第38章 呼び方なんてどうでも…よくない!*冨岡さん


「やった!それじゃあお邪魔します」


その子は私と同じたらこスパゲッティの乗ったおぼんをテーブルに乗せると私の隣に腰かけた。


「きちんと話をするのは今回が初めてでしたね。私、河本です」

「私は柏木です」


河本さんはつい最近転職してきた人で、同じ部屋で仕事はしているものの初日に少し挨拶を交わしただけできちんと話をしたことはなかった。


「もちろん知ってます!私の直属の上司が、何かあれば柏木さんは凄く面倒見のいいやつだから相談してみなさいって言ってましたので」

「え?そんなこと言われてたんですか?」

「はい。現状特に悩んでいることはないので声を掛けるの我慢してたんですけど、私、柏木さんとずっと話してみたかったんです」

「そうなんですね。なんか一方的に知られてたみたいで…ちょっと恥ずかしいです」

「恥ずかしいだなんて…柏木さんかわいい人ですね!」


そういいながら河本さんはニカっと明るい笑みを私へと向けてくれた。そんな様子に


…この間の飲み会の時も思ったけど、河本さん、さっぱりとした明るい人だな


私にしては珍しく、もっと話してみたいかもという印象を抱いた。


私は本来、会社の人とはそこまで仲良くなりたいとは思わないタイプだ。プライベートを仕事に持ち込みたくないし、同様に家に帰ったら仕事のことは考えたくない。器用じゃない私が自分の心の安泰を保つための大事な防衛策だ。

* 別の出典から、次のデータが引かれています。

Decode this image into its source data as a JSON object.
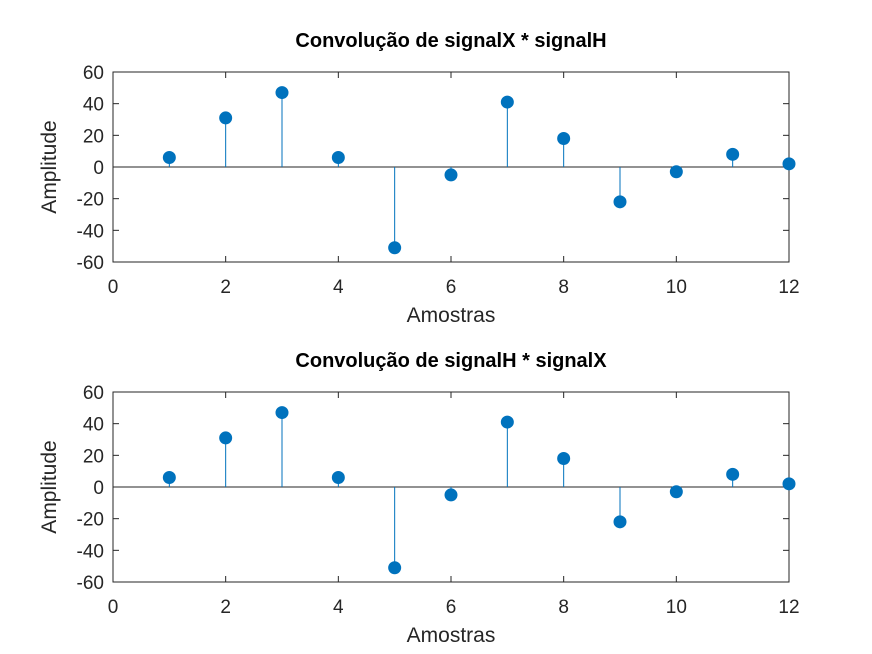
{
  "chart_data": [
    {
      "type": "stem",
      "title": "Convolução de signalX * signalH",
      "xlabel": "Amostras",
      "ylabel": "Amplitude",
      "xlim": [
        0,
        12
      ],
      "ylim": [
        -60,
        60
      ],
      "xticks": [
        0,
        2,
        4,
        6,
        8,
        10,
        12
      ],
      "yticks": [
        -60,
        -40,
        -20,
        0,
        20,
        40,
        60
      ],
      "grid": false,
      "color": "#0072BD",
      "x": [
        1,
        2,
        3,
        4,
        5,
        6,
        7,
        8,
        9,
        10,
        11,
        12
      ],
      "y": [
        6,
        31,
        47,
        6,
        -51,
        -5,
        41,
        18,
        -22,
        -3,
        8,
        2
      ]
    },
    {
      "type": "stem",
      "title": "Convolução de signalH * signalX",
      "xlabel": "Amostras",
      "ylabel": "Amplitude",
      "xlim": [
        0,
        12
      ],
      "ylim": [
        -60,
        60
      ],
      "xticks": [
        0,
        2,
        4,
        6,
        8,
        10,
        12
      ],
      "yticks": [
        -60,
        -40,
        -20,
        0,
        20,
        40,
        60
      ],
      "grid": false,
      "color": "#0072BD",
      "x": [
        1,
        2,
        3,
        4,
        5,
        6,
        7,
        8,
        9,
        10,
        11,
        12
      ],
      "y": [
        6,
        31,
        47,
        6,
        -51,
        -5,
        41,
        18,
        -22,
        -3,
        8,
        2
      ]
    }
  ]
}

けれども、先週の飲み会の一件もあり、河本さんはプライベートでも関わりたいかもと珍しく思っていたのだ。


「あぁお腹すいた。いただきまぁす」


河本さんはそういうと、丁寧に手を合わせた後、たらこスパゲッティをフォークにくるくると巻き付け始めた。その動作に倣い、私も残り3分の1程あるたらこスパゲッティの続きに手を伸ばした。











「ご馳走さまでしたぁ」

「…河本さん、食べるの早いですね」


河本さんは私が食べ終えるのとほぼ同時にたらこスパゲッティをすべて食べ終えていた。